Literacy...It's a good thing

For the most part, I don't follow patterns. It's not that I can't, rather, I usually just have a pretty good idea of what I want to make and how to get there from here. Often, when other needleworkers learn this about my work, they think that it's pretty impressive and a sign of being highly skilled. More accurately, however, it just makes me more prone to "brain farts."

So, a couple of weeks ago, I started crocheting a vest from a pattern written by Practical Crocheter. I was careful in selecting the yarn, choosing the size to make, and making a gauge swatch (yes, I do swatch--designing your own patterns will do that to you). My gauge was dead on, the size I had chosen looked perfect, and I know that my gauge usually does not change over the course of the project.

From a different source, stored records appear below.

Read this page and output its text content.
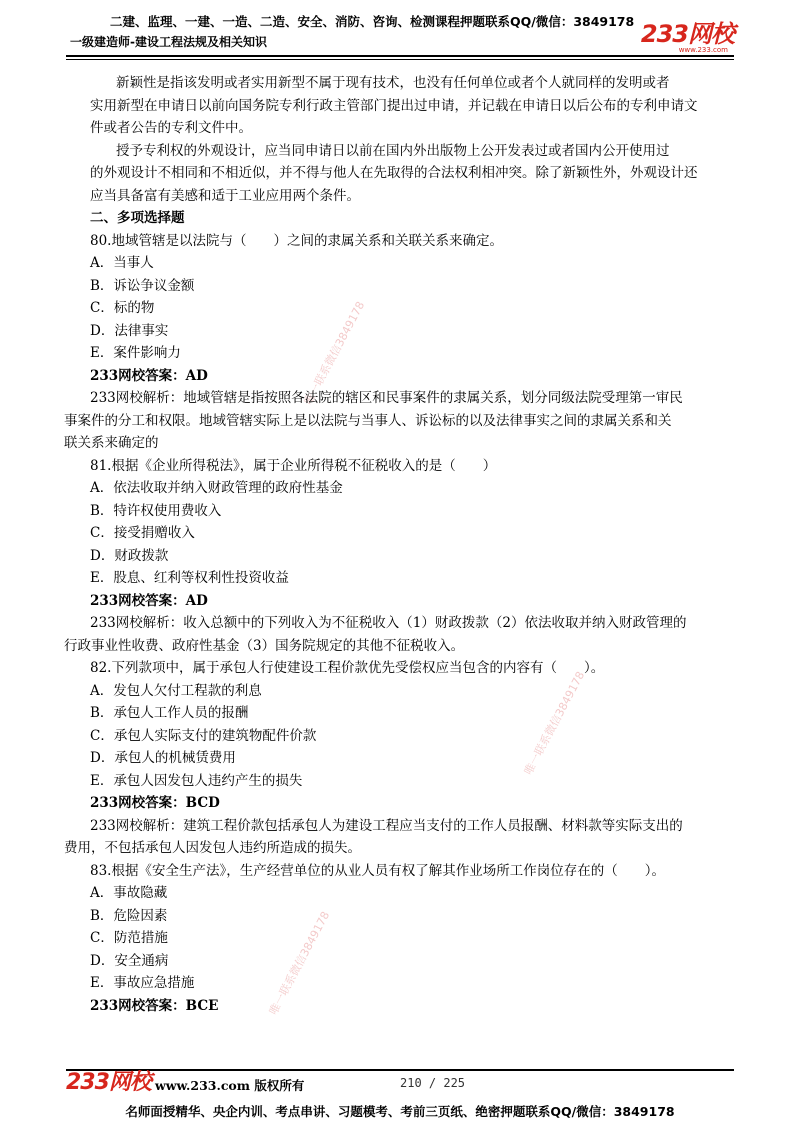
二建、监理、一建、一造、二造、安全、消防、咨询、检测课程押题联系QQ/微信：3849178
一级建造师-建设工程法规及相关知识	233网校
www.233.com
唯一联系微信3849178
唯一联系微信3849178
唯一联系微信3849178
新颖性是指该发明或者实用新型不属于现有技术，也没有任何单位或者个人就同样的发明或者
实用新型在申请日以前向国务院专利行政主管部门提出过申请，并记载在申请日以后公布的专利申请文
件或者公告的专利文件中。
授予专利权的外观设计，应当同申请日以前在国内外出版物上公开发表过或者国内公开使用过
的外观设计不相同和不相近似，并不得与他人在先取得的合法权利相冲突。除了新颖性外，外观设计还
应当具备富有美感和适于工业应用两个条件。
二、多项选择题
80.地域管辖是以法院与（　　）之间的隶属关系和关联关系来确定。
A．当事人
B．诉讼争议金额
C．标的物
D．法律事实
E．案件影响力
233网校答案：AD
233网校解析：地域管辖是指按照各法院的辖区和民事案件的隶属关系，划分同级法院受理第一审民
事案件的分工和权限。地域管辖实际上是以法院与当事人、诉讼标的以及法律事实之间的隶属关系和关
联关系来确定的
81.根据《企业所得税法》，属于企业所得税不征税收入的是（　　）
A．依法收取并纳入财政管理的政府性基金
B．特许权使用费收入
C．接受捐赠收入
D．财政拨款
E．股息、红利等权利性投资收益
233网校答案：AD
233网校解析：收入总额中的下列收入为不征税收入（1）财政拨款（2）依法收取并纳入财政管理的
行政事业性收费、政府性基金（3）国务院规定的其他不征税收入。
82.下列款项中，属于承包人行使建设工程价款优先受偿权应当包含的内容有（　　）。
A．发包人欠付工程款的利息
B．承包人工作人员的报酬
C．承包人实际支付的建筑物配件价款
D．承包人的机械赁费用
E．承包人因发包人违约产生的损失
233网校答案：BCD
233网校解析：建筑工程价款包括承包人为建设工程应当支付的工作人员报酬、材料款等实际支出的
费用，不包括承包人因发包人违约所造成的损失。
83.根据《安全生产法》，生产经营单位的从业人员有权了解其作业场所工作岗位存在的（　　）。
A．事故隐藏
B．危险因素
C．防范措施
D．安全通病
E．事故应急措施
233网校答案：BCE
233网校 www.233.com 版权所有	210 / 225
名师面授精华、央企内训、考点串讲、习题模考、考前三页纸、绝密押题联系QQ/微信：3849178
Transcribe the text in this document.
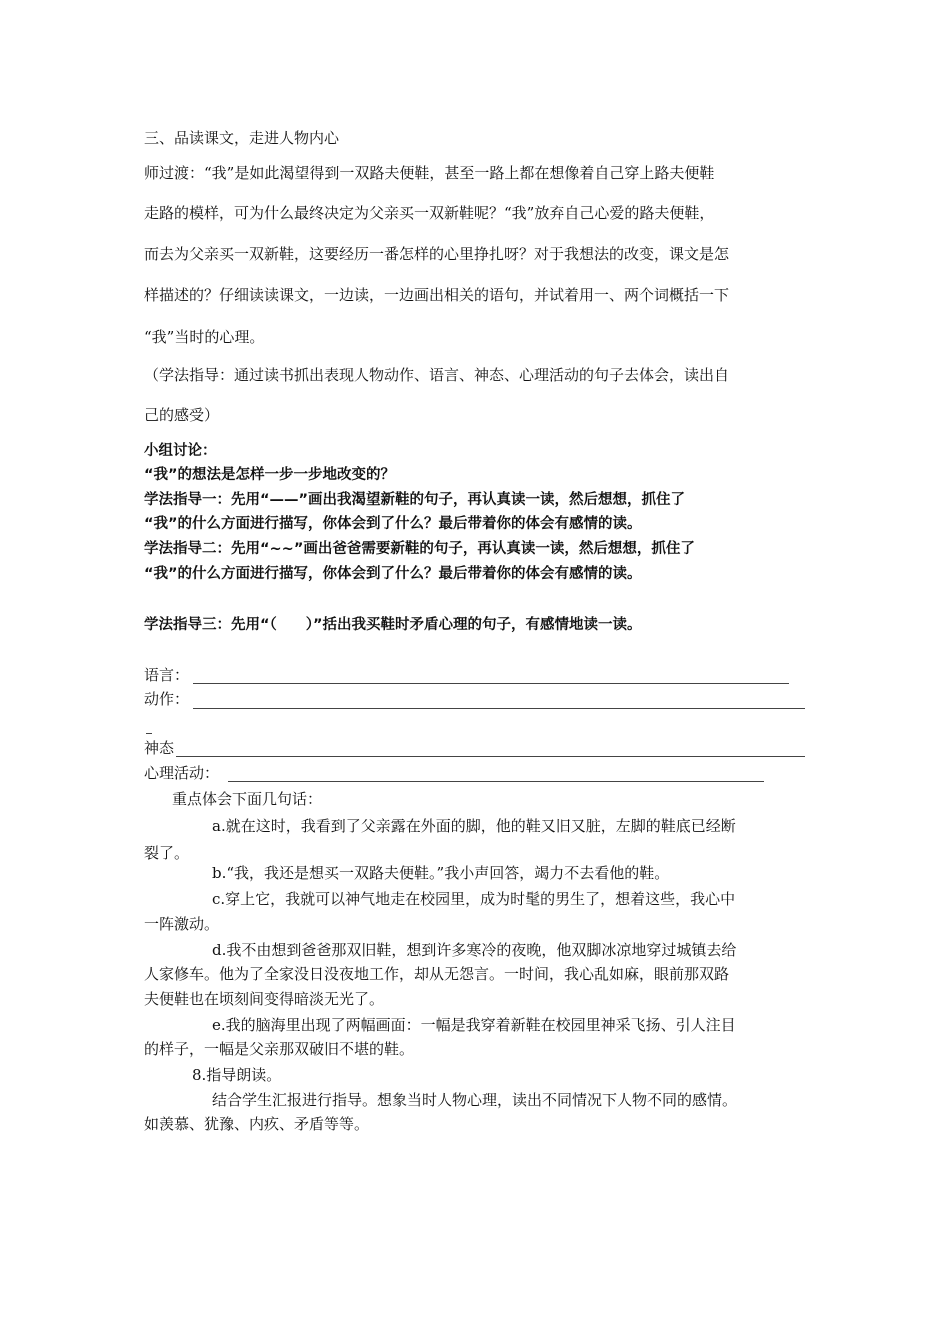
三、品读课文，走进人物内心
师过渡：“我”是如此渴望得到一双路夫便鞋，甚至一路上都在想像着自己穿上路夫便鞋
走路的模样，可为什么最终决定为父亲买一双新鞋呢？“我”放弃自己心爱的路夫便鞋，
而去为父亲买一双新鞋，这要经历一番怎样的心里挣扎呀？对于我想法的改变，课文是怎
样描述的？仔细读读课文，一边读，一边画出相关的语句，并试着用一、两个词概括一下
“我”当时的心理。
（学法指导：通过读书抓出表现人物动作、语言、神态、心理活动的句子去体会，读出自
己的感受）
小组讨论：
“我”的想法是怎样一步一步地改变的？
学法指导一：先用“——”画出我渴望新鞋的句子，再认真读一读，然后想想，抓住了
“我”的什么方面进行描写，你体会到了什么？最后带着你的体会有感情的读。
学法指导二：先用“~~”画出爸爸需要新鞋的句子，再认真读一读，然后想想，抓住了
“我”的什么方面进行描写，你体会到了什么？最后带着你的体会有感情的读。
学法指导三：先用“（　　）”括出我买鞋时矛盾心理的句子，有感情地读一读。
语言：
动作：
神态
心理活动：
重点体会下面几句话：
a.就在这时，我看到了父亲露在外面的脚，他的鞋又旧又脏，左脚的鞋底已经断
裂了。
b.“我，我还是想买一双路夫便鞋。”我小声回答，竭力不去看他的鞋。
c.穿上它，我就可以神气地走在校园里，成为时髦的男生了，想着这些，我心中
一阵激动。
d.我不由想到爸爸那双旧鞋，想到许多寒冷的夜晚，他双脚冰凉地穿过城镇去给
人家修车。他为了全家没日没夜地工作，却从无怨言。一时间，我心乱如麻，眼前那双路
夫便鞋也在顷刻间变得暗淡无光了。
e.我的脑海里出现了两幅画面：一幅是我穿着新鞋在校园里神采飞扬、引人注目
的样子，一幅是父亲那双破旧不堪的鞋。
8.指导朗读。
结合学生汇报进行指导。想象当时人物心理，读出不同情况下人物不同的感情。
如羡慕、犹豫、内疚、矛盾等等。
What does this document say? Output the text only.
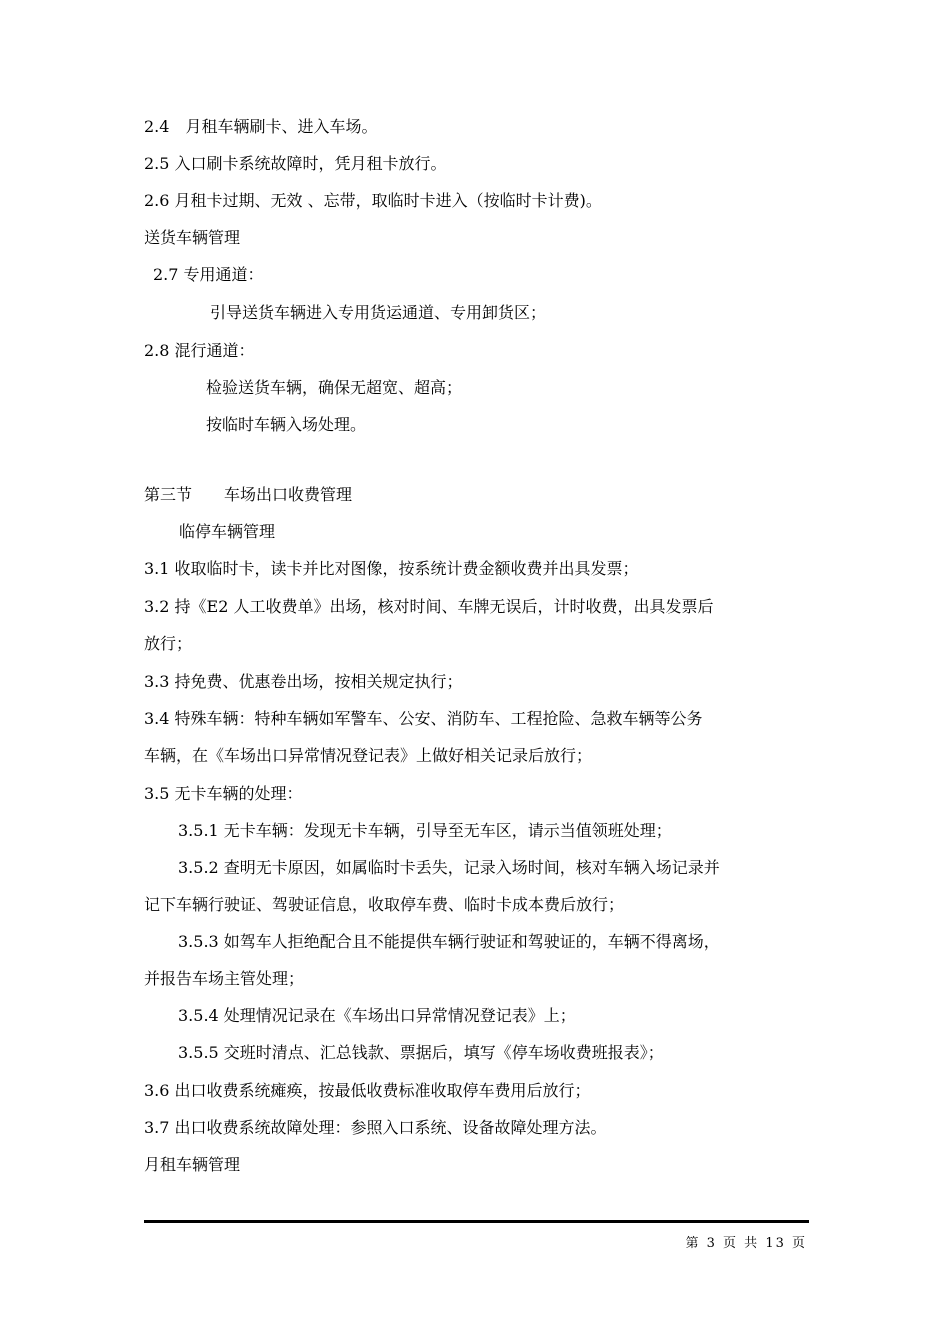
2.4　月租车辆刷卡、进入车场。
2.5 入口刷卡系统故障时，凭月租卡放行。
2.6 月租卡过期、无效 、忘带，取临时卡进入（按临时卡计费)。
送货车辆管理
2.7 专用通道：
引导送货车辆进入专用货运通道、专用卸货区；
2.8 混行通道：
检验送货车辆，确保无超宽、超高；
按临时车辆入场处理。
第三节　　车场出口收费管理
临停车辆管理
3.1 收取临时卡，读卡并比对图像，按系统计费金额收费并出具发票；
3.2 持《E2 人工收费单》出场，核对时间、车牌无误后，计时收费，出具发票后
放行；
3.3 持免费、优惠卷出场，按相关规定执行；
3.4 特殊车辆：特种车辆如军警车、公安、消防车、工程抢险、急救车辆等公务
车辆，在《车场出口异常情况登记表》上做好相关记录后放行；
3.5 无卡车辆的处理：
3.5.1 无卡车辆：发现无卡车辆，引导至无车区，请示当值领班处理；
3.5.2 查明无卡原因，如属临时卡丢失，记录入场时间，核对车辆入场记录并
记下车辆行驶证、驾驶证信息，收取停车费、临时卡成本费后放行；
3.5.3 如驾车人拒绝配合且不能提供车辆行驶证和驾驶证的，车辆不得离场，
并报告车场主管处理；
3.5.4 处理情况记录在《车场出口异常情况登记表》上；
3.5.5 交班时清点、汇总钱款、票据后，填写《停车场收费班报表》；
3.6 出口收费系统瘫痪，按最低收费标准收取停车费用后放行；
3.7 出口收费系统故障处理：参照入口系统、设备故障处理方法。
月租车辆管理
第 3 页 共 13 页
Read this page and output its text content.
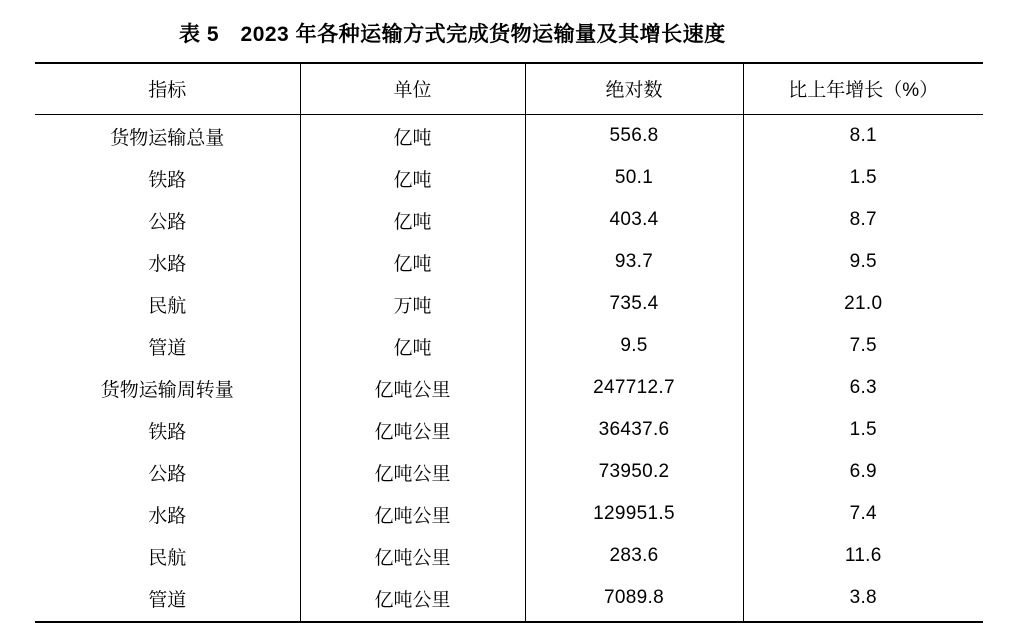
表 5　2023 年各种运输方式完成货物运输量及其增长速度
指标	单位	绝对数	比上年增长（%）
货物运输总量	亿吨	556.8	8.1
铁路	亿吨	50.1	1.5
公路	亿吨	403.4	8.7
水路	亿吨	93.7	9.5
民航	万吨	735.4	21.0
管道	亿吨	9.5	7.5
货物运输周转量	亿吨公里	247712.7	6.3
铁路	亿吨公里	36437.6	1.5
公路	亿吨公里	73950.2	6.9
水路	亿吨公里	129951.5	7.4
民航	亿吨公里	283.6	11.6
管道	亿吨公里	7089.8	3.8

So, on an evening when I was feeling particularly productive, I made the back. The next day I measured it and, saw that it was NOT good. I puzzled about it for over an hour. I had done everything right: my gauge, my number of stitches. What could possibly have gone so wrong that the vest was over three inches too small around?!

Eventually, my tired eyes got their second wind, and I finally saw that I had used the numbers, not for the size medium (which I had sooo carefully chosen), but for the size small instead. The evening was consumed by frogging.

The next day, I made the back again, this time following the correct size. The following day, I made the left front. On the day after that, I completed the right front. On the fourth day, I sewed the seams, tried it on, and saw that it was STILL not good. "What now?" I thought, as I told myself that the three inch gap between the fronts had nothing to do with weight gain (a reasonable assumption, I later learned, as there had been none).

As it turned out, I had relied too much on the pattern. I failed to calculate the measurements of the individual pieces, and simply relied on the total measurements given. The size I chose had the perfect measurement across the shoulders, but not around the bust. Out come both fronts. I used my guage to figure out how many more stitches I would need on each front to make the vest work, and remade the fronts according to my new numbers. So now, I'm a little burnt out on this project. I did finish remaking the fronts, and I completed the collar, I just can't quite muster the energy to do the plackets and edging.

The moral of the Twice Made Vest? Being careful in following a pattern exactly is all well and good, but relying on one blindly doesn't work very well. When you find the size you want to make, and figure out what hook or needle will make gauge, use the gauge to figure out how big the various pieces are by themselves. Use those numbers to compare specific pieces to specific parts of your body. In other words, blind faith doesn't work.